Geçen hafta bu alışkanlığımın bozulmasına bir sebep daha var; o da yeni atanan genel müdürümüzün bir kadın olması. Yaptığımız işleri anlayana kadar ilk izlenimin dış görünüşe bağlı olarak oluşacağının farkında olduğumuz için yönetim kadrosundaki tüm kadınlar olabildiğince ciddi ve şık giyinmeye başladı. Bense zayıflayana kadar alışveriş yapmayıp eldekilerle idare etme kararında olduğum için biraz zorlanıyorum doğrusu. Dolabın karşısında veya giyinip soyunarak geçirdiğim zaman arttı; sağlıklı kahvaltılara zaman kalmadı. Paradoksal bir durum...
Geceleri okuduğum şeyleri paylaşmanın bir yolu olarak hepsini bir blogda toplamak gibi dahiyane bir fikrim var :-p İngilizce kaynaklardan doğal beslenme, yaşam tarzı, ilaç ve kozmetik sektörünün bize öğrettiği tüm yanlışlar gibi konuları, kısaca sağlıklı yaşama dair her şeyi okuyorum; bundan sonrakileri Türkçe bulunabilecek şekilde özetlersem hem ben, hem de bu konuları google'da arayanlar bulabilir diye düşündüm.
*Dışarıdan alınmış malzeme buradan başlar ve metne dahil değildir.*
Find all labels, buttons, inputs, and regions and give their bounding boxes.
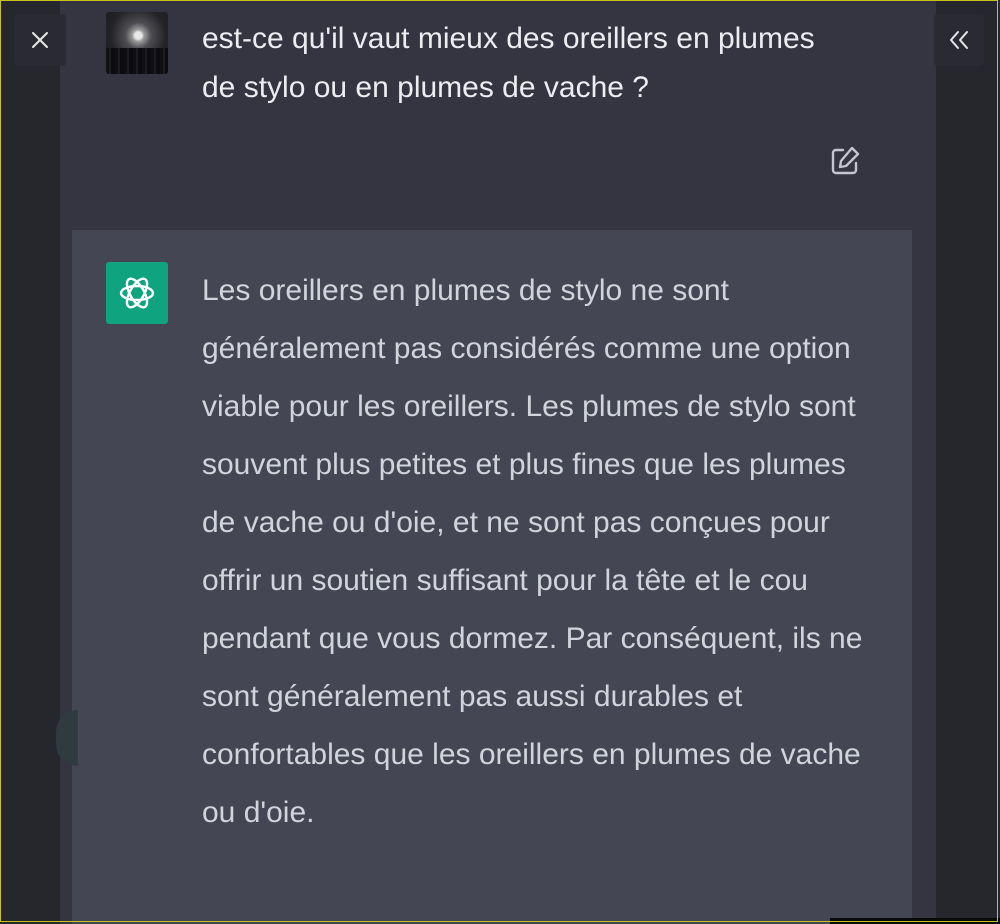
chatgpt-logo-icon xyxy=(119,277,155,309)
edit-message-button[interactable] xyxy=(828,144,862,178)
collapse-sidebar-button[interactable] xyxy=(934,14,984,66)
right-sidebar-strip xyxy=(936,0,1000,924)
bottom-edge-strip xyxy=(830,918,1000,924)
user-avatar xyxy=(106,12,168,74)
close-icon xyxy=(32,32,48,48)
assistant-avatar xyxy=(106,262,168,324)
left-sidebar-strip xyxy=(0,0,60,924)
user-message-text: est-ce qu'il vaut mieux des oreillers en… xyxy=(202,22,815,104)
double-chevron-left-icon xyxy=(950,31,968,49)
close-button[interactable] xyxy=(14,14,66,66)
edit-icon xyxy=(831,146,860,175)
assistant-message-text: Les oreillers en plumes de stylo ne sont… xyxy=(202,274,863,829)
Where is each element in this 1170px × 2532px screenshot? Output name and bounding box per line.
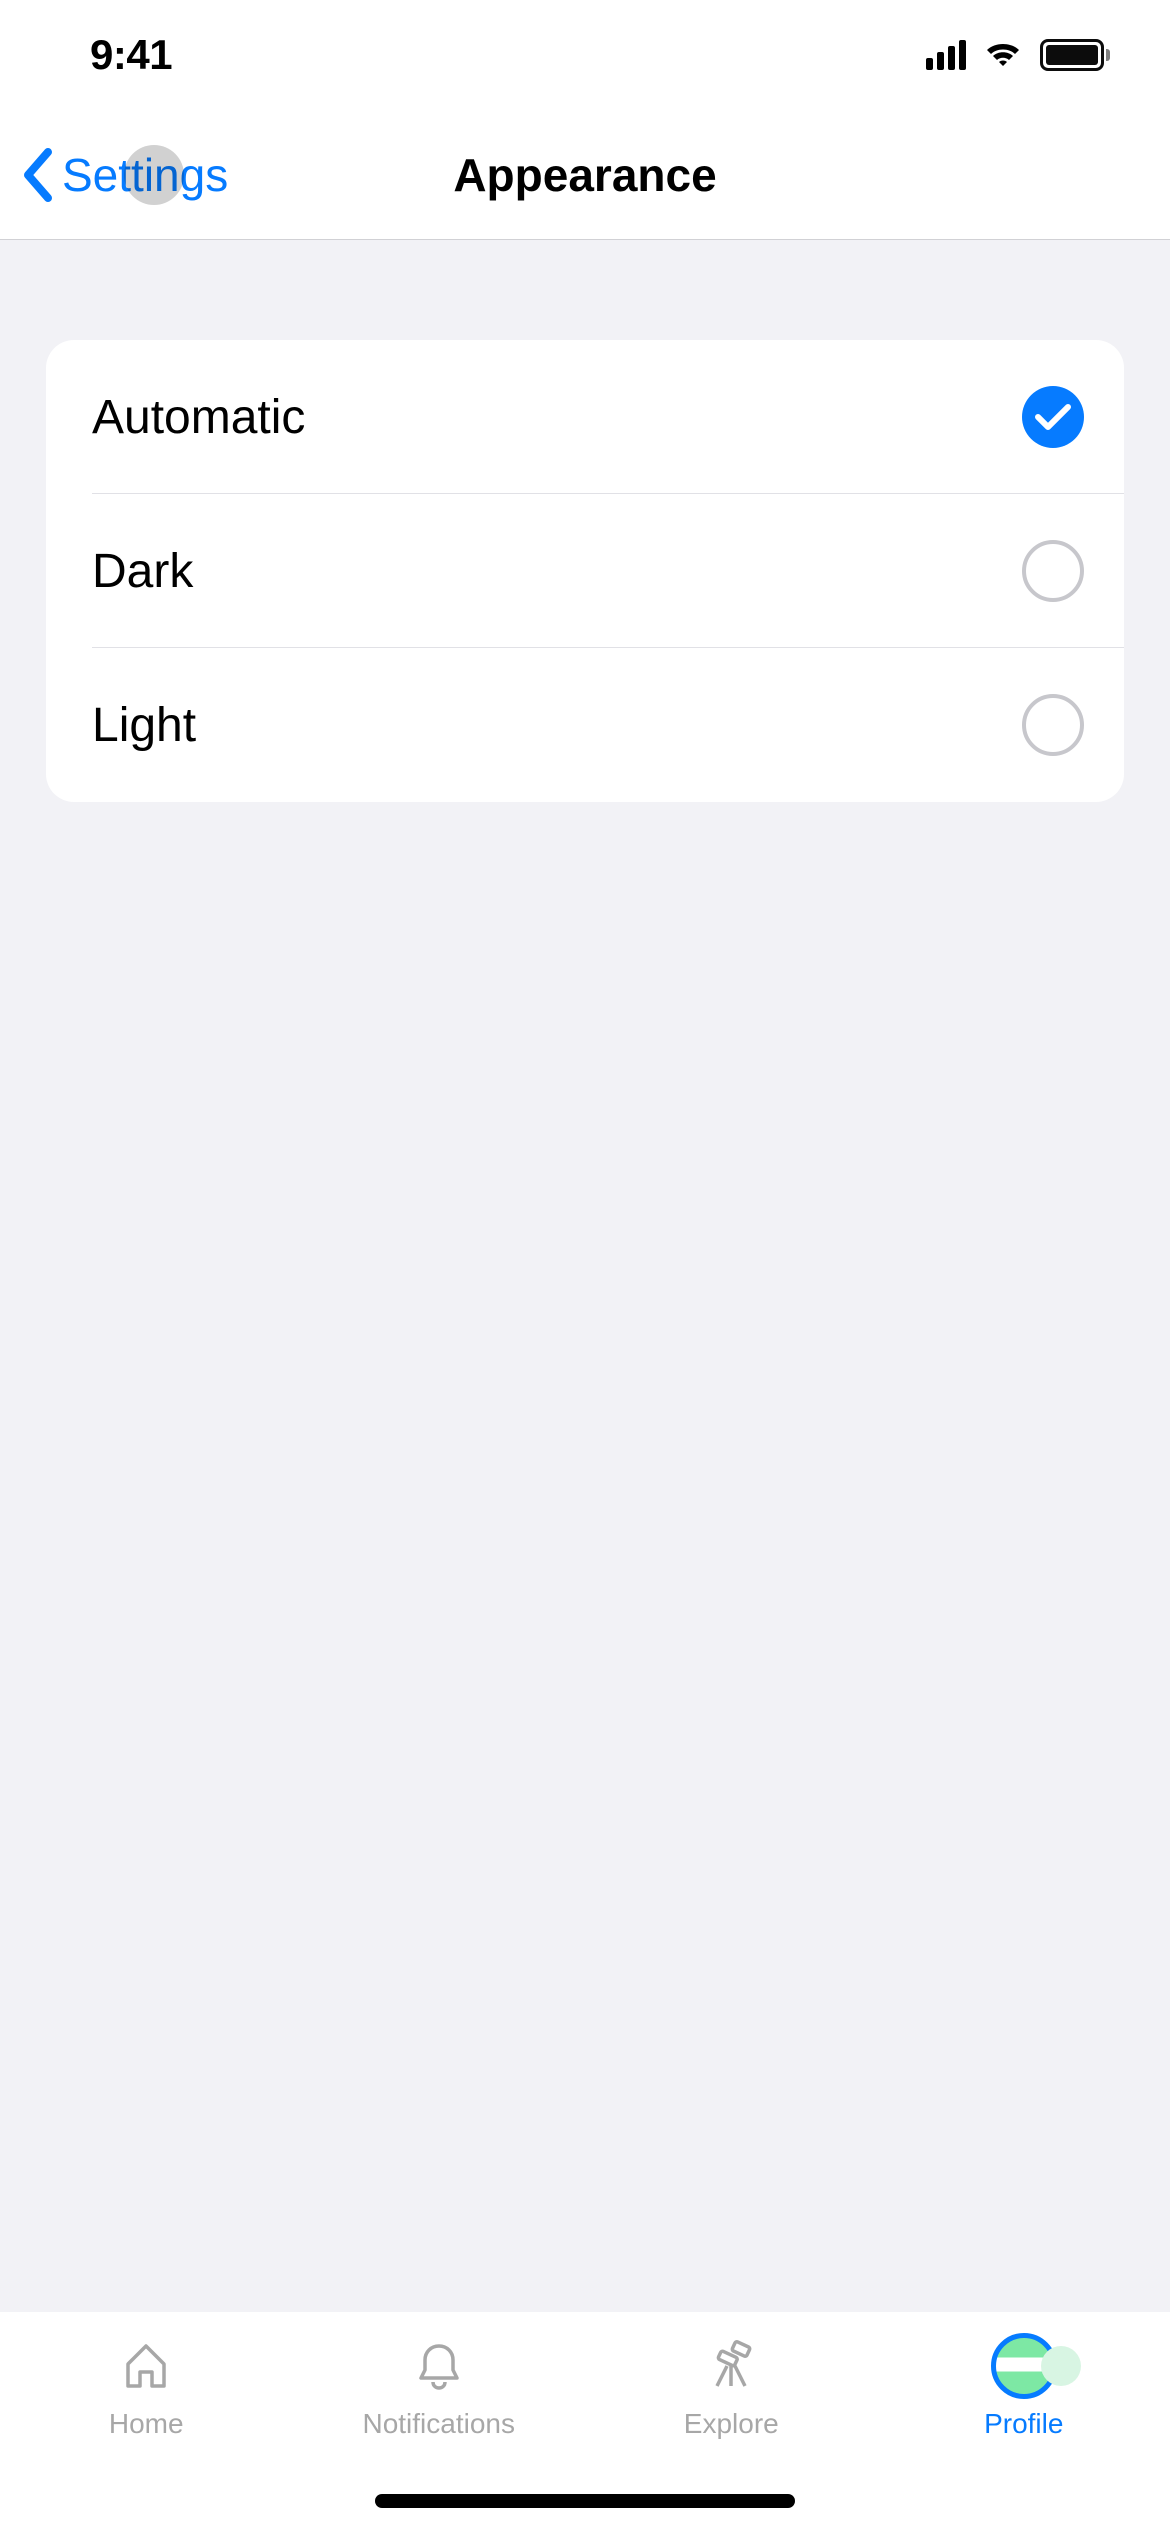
status-indicators xyxy=(926,39,1110,71)
chevron-left-icon xyxy=(20,148,56,202)
tab-explore[interactable]: Explore xyxy=(585,2336,878,2440)
radio-unselected-icon xyxy=(1022,540,1084,602)
option-light[interactable]: Light xyxy=(46,648,1124,802)
option-label: Automatic xyxy=(92,390,305,445)
battery-icon xyxy=(1040,39,1110,71)
tab-label: Explore xyxy=(684,2408,779,2440)
option-dark[interactable]: Dark xyxy=(46,494,1124,648)
nav-bar: Settings Appearance xyxy=(0,110,1170,240)
telescope-icon xyxy=(703,2338,759,2394)
wifi-icon xyxy=(982,40,1024,70)
status-bar: 9:41 xyxy=(0,0,1170,110)
tab-label: Notifications xyxy=(362,2408,515,2440)
tab-notifications[interactable]: Notifications xyxy=(293,2336,586,2440)
radio-selected-icon xyxy=(1022,386,1084,448)
content: Automatic Dark Light xyxy=(0,240,1170,802)
status-time: 9:41 xyxy=(90,31,172,79)
cellular-icon xyxy=(926,40,966,70)
tab-profile[interactable]: Profile xyxy=(878,2336,1170,2440)
radio-unselected-icon xyxy=(1022,694,1084,756)
option-label: Light xyxy=(92,698,196,753)
page-title: Appearance xyxy=(453,148,716,202)
back-button[interactable]: Settings xyxy=(0,148,228,202)
option-automatic[interactable]: Automatic xyxy=(46,340,1124,494)
home-icon xyxy=(118,2338,174,2394)
avatar-overflow xyxy=(1041,2346,1081,2386)
back-label: Settings xyxy=(62,148,228,202)
bell-icon xyxy=(411,2338,467,2394)
option-label: Dark xyxy=(92,544,193,599)
appearance-options: Automatic Dark Light xyxy=(46,340,1124,802)
tab-home[interactable]: Home xyxy=(0,2336,293,2440)
tab-label: Home xyxy=(109,2408,184,2440)
tab-label: Profile xyxy=(984,2408,1063,2440)
home-indicator[interactable] xyxy=(375,2494,795,2508)
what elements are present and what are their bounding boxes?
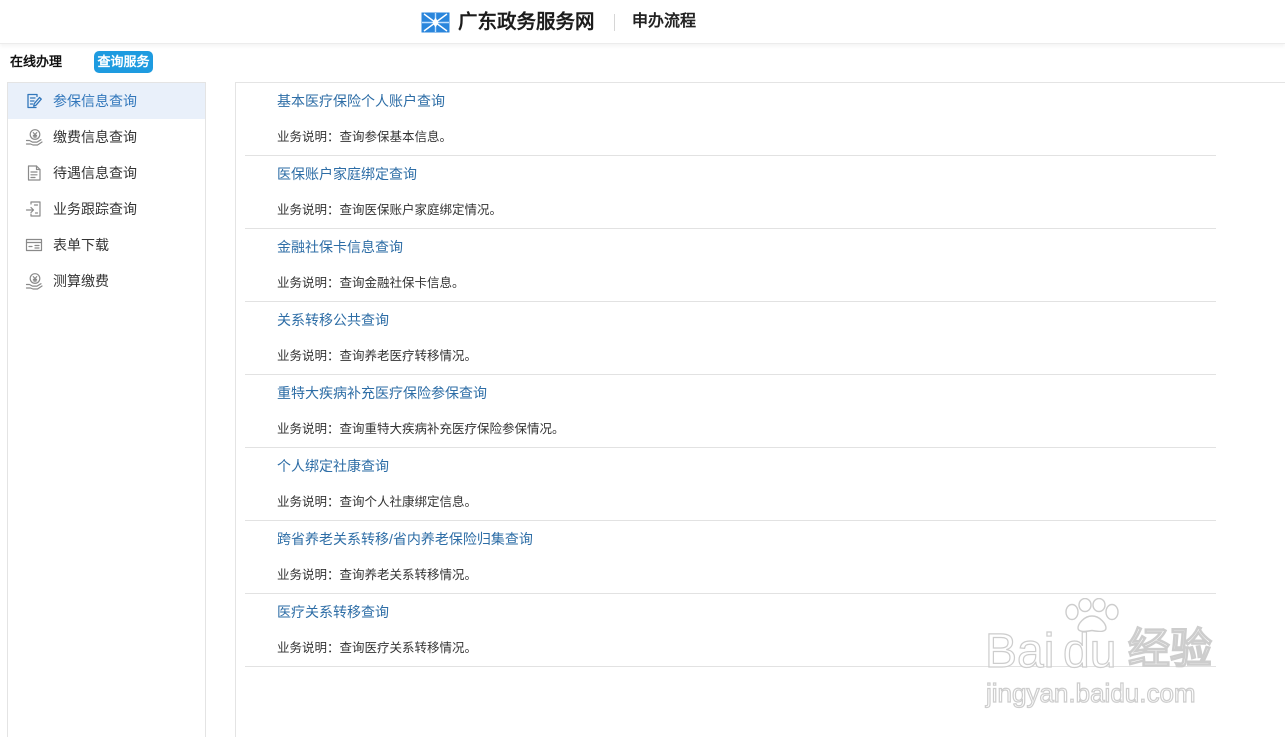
service-description: 业务说明：查询医保账户家庭绑定情况。 (277, 203, 503, 217)
service-description: 业务说明：查询金融社保卡信息。 (277, 276, 465, 290)
sidebar-item-payment-info[interactable]: 缴费信息查询 (8, 119, 205, 155)
service-title-link[interactable]: 关系转移公共查询 (245, 302, 1216, 338)
sidebar-nav: 参保信息查询 缴费信息查询 待遇信息查询 业务跟踪查询 表单下载 测算缴费 (7, 82, 206, 737)
list-document-icon (27, 165, 41, 181)
sidebar-item-label: 参保信息查询 (53, 93, 137, 109)
service-title-link[interactable]: 基本医疗保险个人账户查询 (245, 83, 1216, 119)
snowflake-logo-icon[interactable] (421, 12, 450, 33)
service-title-link[interactable]: 医疗关系转移查询 (245, 594, 1216, 630)
payment-icon (25, 129, 43, 146)
sidebar-item-business-tracking[interactable]: 业务跟踪查询 (8, 191, 205, 227)
service-item: 关系转移公共查询 业务说明：查询养老医疗转移情况。 (245, 302, 1216, 375)
service-item: 跨省养老关系转移/省内养老保险归集查询 业务说明：查询养老关系转移情况。 (245, 521, 1216, 594)
header-divider (614, 14, 615, 31)
section-title: 申办流程 (632, 13, 697, 30)
service-description: 业务说明：查询医疗关系转移情况。 (277, 641, 478, 655)
edit-document-icon (27, 93, 42, 109)
tab-online-processing[interactable]: 在线办理 (10, 51, 62, 73)
service-title-link[interactable]: 个人绑定社康查询 (245, 448, 1216, 484)
service-description: 业务说明：查询参保基本信息。 (277, 130, 453, 144)
service-title-link[interactable]: 重特大疾病补充医疗保险参保查询 (245, 375, 1216, 411)
sidebar-item-label: 缴费信息查询 (53, 129, 137, 145)
service-item: 基本医疗保险个人账户查询 业务说明：查询参保基本信息。 (245, 83, 1216, 156)
service-item: 医保账户家庭绑定查询 业务说明：查询医保账户家庭绑定情况。 (245, 156, 1216, 229)
site-header: 广东政务服务网 申办流程 (0, 0, 1285, 44)
sidebar-item-label: 表单下载 (53, 237, 109, 253)
service-title-link[interactable]: 金融社保卡信息查询 (245, 229, 1216, 265)
site-title[interactable]: 广东政务服务网 (458, 0, 595, 44)
sidebar-item-label: 待遇信息查询 (53, 165, 137, 181)
service-description: 业务说明：查询重特大疾病补充医疗保险参保情况。 (277, 422, 565, 436)
tab-query-service[interactable]: 查询服务 (94, 51, 153, 73)
sidebar-item-form-download[interactable]: 表单下载 (8, 227, 205, 263)
sidebar-item-label: 测算缴费 (53, 273, 109, 289)
service-title-link[interactable]: 跨省养老关系转移/省内养老保险归集查询 (245, 521, 1216, 557)
sidebar-item-benefit-info[interactable]: 待遇信息查询 (8, 155, 205, 191)
service-item: 重特大疾病补充医疗保险参保查询 业务说明：查询重特大疾病补充医疗保险参保情况。 (245, 375, 1216, 448)
sidebar-item-label: 业务跟踪查询 (53, 201, 137, 217)
tracking-icon (25, 201, 41, 217)
service-description: 业务说明：查询养老关系转移情况。 (277, 568, 478, 582)
service-item: 个人绑定社康查询 业务说明：查询个人社康绑定信息。 (245, 448, 1216, 521)
service-item: 金融社保卡信息查询 业务说明：查询金融社保卡信息。 (245, 229, 1216, 302)
sidebar-item-insured-info[interactable]: 参保信息查询 (8, 83, 205, 119)
sidebar-item-payment-calculator[interactable]: 测算缴费 (8, 263, 205, 299)
service-description: 业务说明：查询养老医疗转移情况。 (277, 349, 478, 363)
payment-calculator-icon (25, 273, 43, 290)
service-description: 业务说明：查询个人社康绑定信息。 (277, 495, 478, 509)
service-item: 医疗关系转移查询 业务说明：查询医疗关系转移情况。 (245, 594, 1216, 667)
form-icon (25, 238, 43, 252)
service-list: 基本医疗保险个人账户查询 业务说明：查询参保基本信息。 医保账户家庭绑定查询 业… (245, 83, 1216, 667)
service-title-link[interactable]: 医保账户家庭绑定查询 (245, 156, 1216, 192)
Biliyorum, çok yeni bir fikir değil, ancak nasıl ve ne niyetle yapıldığı da önemli. Fikir tamam; şimdi en zor zor kısmına geldik, isim bulmak!

4 yorum:

Oz dedi ki...

Okuduklarınızı paylaşmanıza bayılıyorum:) Hem de öğreniyorum ve ilham alıyorum. Blog ismi mi? Bi aanda çıkacak orası kesin:) Sevgiler!

Alphecca dedi ki...

Aslında bloğa uygun ismi sen yazmışsın, senden esinlenip "sağlıklı yaşama dair" diyeceğim
ama türkçe karakter problemi olacak sanırım.

Emre dedi ki...

Son paragraf için açılacak blogu heyecanla bekliyorum, ve bu düşüncenden ötürü seni tebrik ediyorum, ayrıca bir blog var haberin varmı bilmiyorum www.mevsimlerdenroma.blogspot.com, istersen bir bak sağlıklı beslenmek için oldukça güzel reçeteleri var. Görüşmek üzere :)

dory dedi ki...

türkçe karakter problemi olmasa gerçekten de "sağlıklı yaşama dair" olabilirdi. ama adres olmasa da alt başlık olabilir:)

mevsimlerdenroma'yı biliyorum tabii, ara ara girer bir dolaşırım. peşine takıp kadınları fazla kilolarından kurtarmasını hayranlıkla izliyorum.